There is no annual limit on amounts that can be contributed to an RDSP of a particular beneficiary in a given year. However, the overall lifetime limit for a particular beneficiary is $200,000 (all previous contributions and rollover that have previously been made to an RDSP of a particular beneficiary will reduce this amount). Contributions are permitted until the end of the year in which the beneficiary turns 59.
Amounts directly transferred from one beneficiary's RDSP to another RDSP for the same beneficiary do not count toward the $200,000 overall contribution limit.
An amount can be transferred from one RDSP to another RDSP can be made only under the following conditions:
- the transfer must be made directly from a beneficiary's current RDSP to a new RDSP for the same beneficiary;
- a transfer can only be made if all holders of the current RDSP agree to the transfer;
- all funds must be transferred from the current RDSP to the new RDSP;
- the current RDSP must be terminated immediately following the transfer; and
where the beneficiary has attained 59 years of age before the year in which the transfer takes place, the issuer of the new plan agrees to pay any DAPs required to be made under the plan.
Rolling over retirement savings property on a tax deferred basis to an RDSP
The maximum rollover amount into an RDSP is $200,000. All contributions and rollover amounts made to any RDSP of a beneficiary will reduce this amount.
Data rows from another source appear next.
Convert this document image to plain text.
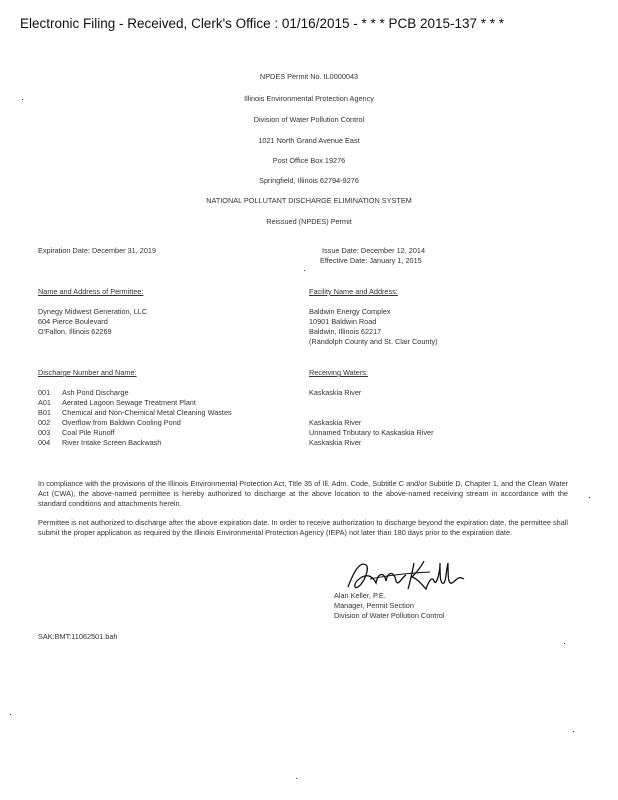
Electronic Filing - Received, Clerk's Office : 01/16/2015 - * * * PCB 2015-137 * * *
NPDES Permit No. IL0000043
Illinois Environmental Protection Agency
Division of Water Pollution Control
1021 North Grand Avenue East
Post Office Box 19276
Springfield, Illinois 62794-9276
NATIONAL POLLUTANT DISCHARGE ELIMINATION SYSTEM
Reissued (NPDES) Permit
Expiration Date: December 31, 2019	Issue Date: December 12, 2014
Effective Date: January 1, 2015
Name and Address of Permittee:
Dynegy Midwest Generation, LLC
604 Pierce Boulevard
O'Fallon, Illinois 62269
Facility Name and Address:
Baldwin Energy Complex
10901 Baldwin Road
Baldwin, Illinois 62217
(Randolph County and St. Clair County)
Discharge Number and Name:	Receiving Waters:
001 Ash Pond Discharge	Kaskaskia River
A01 Aerated Lagoon Sewage Treatment Plant
B01 Chemical and Non-Chemical Metal Cleaning Wastes
002 Overflow from Baldwin Cooling Pond	Kaskaskia River
003 Coal Pile Runoff	Unnamed Tributary to Kaskaskia River
004 River Intake Screen Backwash	Kaskaskia River
In compliance with the provisions of the Illinois Environmental Protection Act, Title 35 of Ill. Adm. Code, Subtitle C and/or Subtitle D, Chapter 1, and the Clean Water Act (CWA), the above-named permittee is hereby authorized to discharge at the above location to the above-named receiving stream in accordance with the standard conditions and attachments herein.
Permittee is not authorized to discharge after the above expiration date. In order to receive authorization to discharge beyond the expiration date, the permittee shall submit the proper application as required by the Illinois Environmental Protection Agency (IEPA) not later than 180 days prior to the expiration date.
Alan Keller, P.E.
Manager, Permit Section
Division of Water Pollution Control
SAK:BMT:11062501.bah
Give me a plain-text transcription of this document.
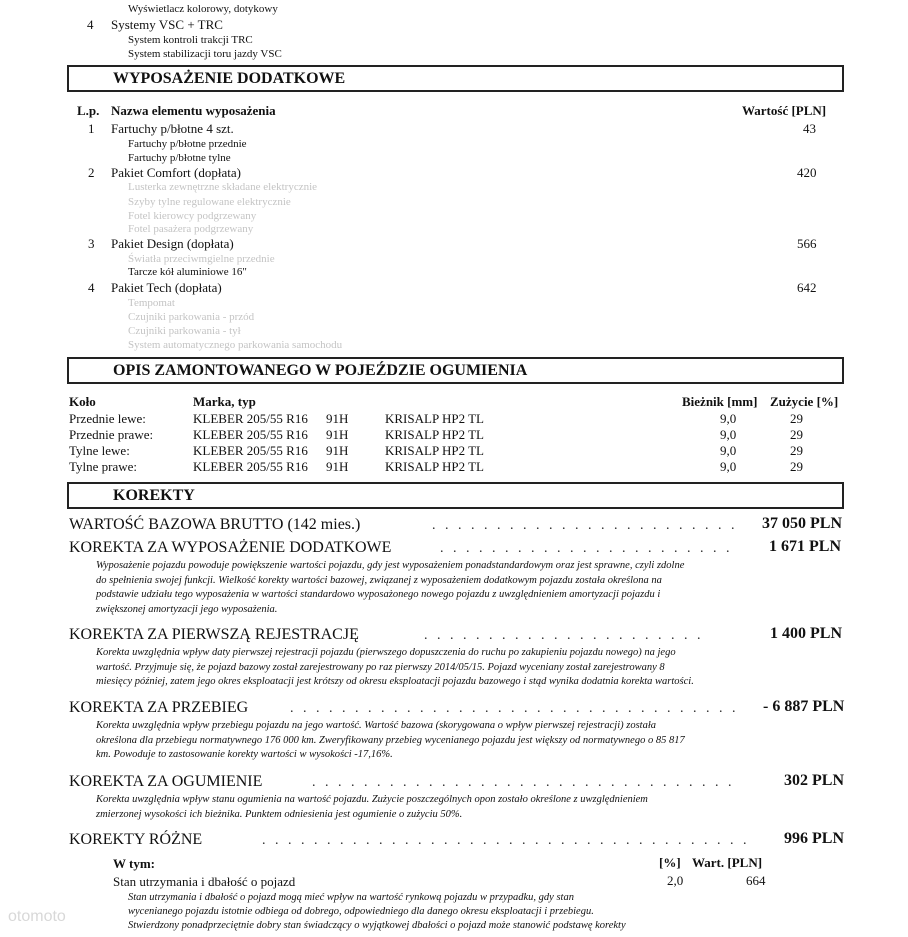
Wyświetlacz kolorowy, dotykowy
4 Systemy VSC + TRC
System kontroli trakcji TRC
System stabilizacji toru jazdy VSC
WYPOSAŻENIE DODATKOWE
L.p. Nazwa elementu wyposażenia	Wartość [PLN]
1 Fartuchy p/błotne 4 szt.	43
Fartuchy p/błotne przednie
Fartuchy p/błotne tylne
2 Pakiet Comfort (dopłata)	420
Lusterka zewnętrzne składane elektrycznie
Szyby tylne regulowane elektrycznie
Fotel kierowcy podgrzewany
Fotel pasażera podgrzewany
3 Pakiet Design (dopłata)	566
Światła przeciwmgielne przednie
Tarcze kół aluminiowe 16"
4 Pakiet Tech (dopłata)	642
Tempomat
Czujniki parkowania - przód
Czujniki parkowania - tył
System automatycznego parkowania samochodu
OPIS ZAMONTOWANEGO W POJEŹDZIE OGUMIENIA
Koło	Marka, typ	Bieżnik [mm] Zużycie [%]
Przednie lewe:	KLEBER 205/55 R16 91H	KRISALP HP2 TL	9,0	29
Przednie prawe:	KLEBER 205/55 R16 91H	KRISALP HP2 TL	9,0	29
Tylne lewe:	KLEBER 205/55 R16 91H	KRISALP HP2 TL	9,0	29
Tylne prawe:	KLEBER 205/55 R16 91H	KRISALP HP2 TL	9,0	29
KOREKTY
WARTOŚĆ BAZOWA BRUTTO (142 mies.)	. . . . . . . . . . . . . . . . . . . . . . . . 37 050 PLN
KOREKTA ZA WYPOSAŻENIE DODATKOWE	. . . . . . . . . . . . . . . . . . . . . . . 1 671 PLN
Wyposażenie pojazdu powoduje powiększenie wartości pojazdu, gdy jest wyposażeniem ponadstandardowym oraz jest sprawne, czyli zdolne
do spełnienia swojej funkcji. Wielkość korekty wartości bazowej, związanej z wyposażeniem dodatkowym pojazdu została określona na
podstawie udziału tego wyposażenia w wartości standardowo wyposażonego nowego pojazdu z uwzględnieniem amortyzacji pojazdu i
zwiększonej amortyzacji jego wyposażenia.
KOREKTA ZA PIERWSZĄ REJESTRACJĘ	. . . . . . . . . . . . . . . . . . . . . .	1 400 PLN
Korekta uwzględnia wpływ daty pierwszej rejestracji pojazdu (pierwszego dopuszczenia do ruchu po zakupieniu pojazdu nowego) na jego
wartość. Przyjmuje się, że pojazd bazowy został zarejestrowany po raz pierwszy 2014/05/15. Pojazd wyceniany został zarejestrowany 8
miesięcy później, zatem jego okres eksploatacji jest krótszy od okresu eksploatacji pojazdu bazowego i stąd wynika dodatnia korekta wartości.
KOREKTA ZA PRZEBIEG	. . . . . . . . . . . . . . . . . . . . . . . . . . . . . . . . . . . - 6 887 PLN
Korekta uwzględnia wpływ przebiegu pojazdu na jego wartość. Wartość bazowa (skorygowana o wpływ pierwszej rejestracji) została
określona dla przebiegu normatywnego 176 000 km. Zweryfikowany przebieg wycenianego pojazdu jest większy od normatywnego o 85 817
km. Powoduje to zastosowanie korekty wartości w wysokości -17,16%.
KOREKTA ZA OGUMIENIE	. . . . . . . . . . . . . . . . . . . . . . . . . . . . . . . . .	302 PLN
Korekta uwzględnia wpływ stanu ogumienia na wartość pojazdu. Zużycie poszczególnych opon zostało określone z uwzględnieniem
zmierzonej wysokości ich bieżnika. Punktem odniesienia jest ogumienie o zużyciu 50%.
KOREKTY RÓŻNE	. . . . . . . . . . . . . . . . . . . . . . . . . . . . . . . . . . . . . . 996 PLN
W tym:	[%] Wart. [PLN]
Stan utrzymania i dbałość o pojazd	2,0	664
Stan utrzymania i dbałość o pojazd mogą mieć wpływ na wartość rynkową pojazdu w przypadku, gdy stan
wycenianego pojazdu istotnie odbiega od dobrego, odpowiedniego dla danego okresu eksploatacji i przebiegu.
Stwierdzony ponadprzeciętnie dobry stan świadczący o wyjątkowej dbałości o pojazd może stanowić podstawę korekty
otomoto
A grant will not be paid into the RDSP on amounts that are rolled over.
For deaths occurring after March 3, 2010, the RDSP rules allow for a rollover of a deceased individual's registered retirement savings plan (RRSP) proceeds to an RDSP of the deceased individual's financially dependent child or grandchild with an impairment in physical or mental functions. A qualifying beneficiary is referred to as an eligible individual.
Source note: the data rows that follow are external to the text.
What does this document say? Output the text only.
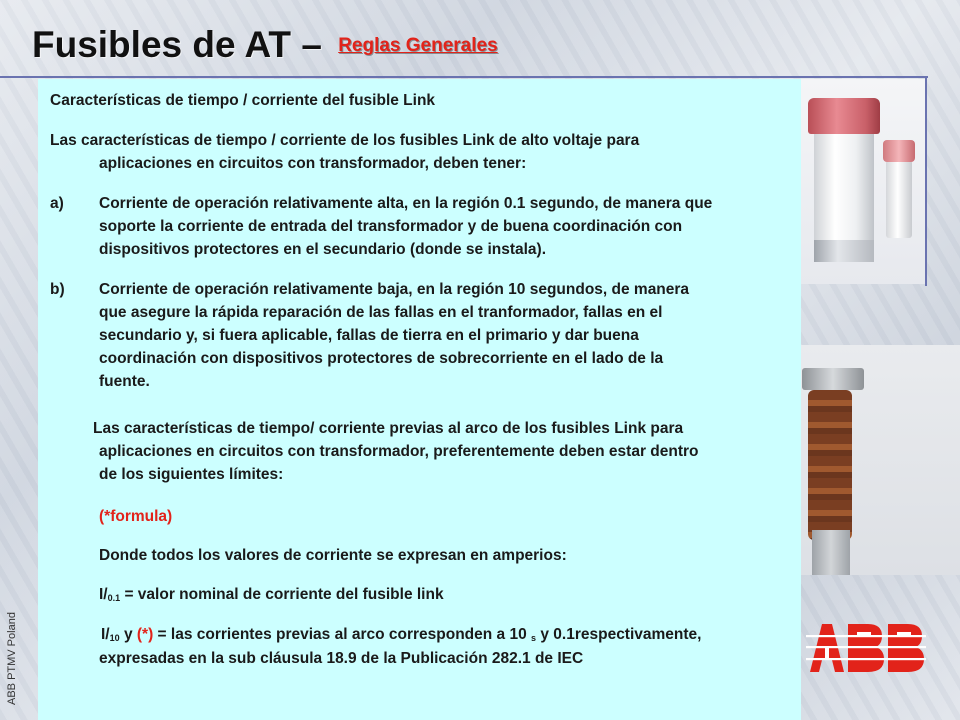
Fusibles de AT – $^{Reglas Generales}$
ABB PTMV Poland

Características de tiempo / corriente del fusible Link

Las características de tiempo / corriente de los fusibles Link de alto voltaje para

aplicaciones en circuitos con transformador, deben tener:

a) Corriente de operación relativamente alta, en la región 0.1 segundo, de manera que

soporte la corriente de entrada del transformador y de buena coordinación con

dispositivos protectores en el secundario (donde se instala).

b) Corriente de operación relativamente baja, en la región 10 segundos, de manera

que asegure la rápida reparación de las fallas en el tranformador, fallas en el

secundario y, si fuera aplicable, fallas de tierra en el primario y dar buena

coordinación con dispositivos protectores de sobrecorriente en el lado de la

fuente.

Las características de tiempo/ corriente previas al arco de los fusibles Link para

aplicaciones en circuitos con transformador, preferentemente deben estar dentro

de los siguientes límites:

(*formula)

Donde todos los valores de corriente se expresan en amperios:

$I/_{0.1}$ = valor nominal de corriente del fusible link

$I/_{10}$ y (*) = las corrientes previas al arco corresponden a 10 $_s$ y 0.1respectivamente,

expresadas en la sub cláusula 18.9 de la Publicación 282.1 de IEC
These rollover rules also apply to:
RDSP rollover reporting
The retirement savings rollover transaction must be documented using Form RC4625, Rollover to a Registered Disability Savings Plan (RDSP) Under Paragraph 60(m) or the form provided by the RDSP issuer. A tax slip will be issued (for example, T4A, T4RSP, T4RIF, etc.). The amount of the retirement savings rollover is reported and deducted on the eligible individual’s income tax and benefit return. In some cases, the amount may also need to be reported and deducted in the deceased individual’s final return. For more information on how rollovers should be reported, see “Transfers to registered disability savings plans” in guide T4040, RRSP and other Registered Plans for Retirement.
These rules apply to retirement savings rollovers only. Education savings rollovers are recorded on Form RC435, Rollover from a Registered Education Savings Plan to a Registered Disability Savings Plan or another form provided by the RESP promoter. Tax slips are not issued for education savings rollovers.
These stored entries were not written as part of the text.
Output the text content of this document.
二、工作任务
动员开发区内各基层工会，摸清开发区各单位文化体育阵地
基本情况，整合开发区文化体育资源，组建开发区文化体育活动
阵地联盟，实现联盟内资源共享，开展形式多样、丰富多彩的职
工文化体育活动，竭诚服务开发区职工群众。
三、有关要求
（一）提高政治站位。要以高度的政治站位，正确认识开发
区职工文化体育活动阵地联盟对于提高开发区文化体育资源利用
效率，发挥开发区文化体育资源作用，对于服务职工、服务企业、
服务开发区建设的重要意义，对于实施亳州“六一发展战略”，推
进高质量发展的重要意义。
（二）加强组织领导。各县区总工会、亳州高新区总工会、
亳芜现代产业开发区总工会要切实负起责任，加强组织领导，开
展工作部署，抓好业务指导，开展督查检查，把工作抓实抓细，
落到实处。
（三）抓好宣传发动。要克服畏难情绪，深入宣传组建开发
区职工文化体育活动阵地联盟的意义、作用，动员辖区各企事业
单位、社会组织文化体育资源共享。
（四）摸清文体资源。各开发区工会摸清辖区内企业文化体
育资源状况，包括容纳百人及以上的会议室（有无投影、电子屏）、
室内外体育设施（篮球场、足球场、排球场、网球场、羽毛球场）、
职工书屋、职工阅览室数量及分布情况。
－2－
RDSP issuers may produce and use their own method of documentation for education savings rollovers.
The retirement savings rollover to an RDSP:
- will be considered a private contribution for the purpose of determining whether the RDSP is a PGAP, but will not be eligible for grants;
- will be included in the taxable portions of RDSP withdrawals made to the beneficiary; and
- may not exceed, and will reduce the RDSP contribution lifetime limit.
An eligible individual is a child or grandchild of a deceased annuitant under an RRSP or RRIF, or of a deceased member of an RPP or SPP or PRPP, who was financially dependent on the deceased for support, at the time of the deceased’s death, by reason of an impairment in physical or mental functions. The eligible individual must also be the beneficiary under the RDSP into which the eligible proceeds will be paid.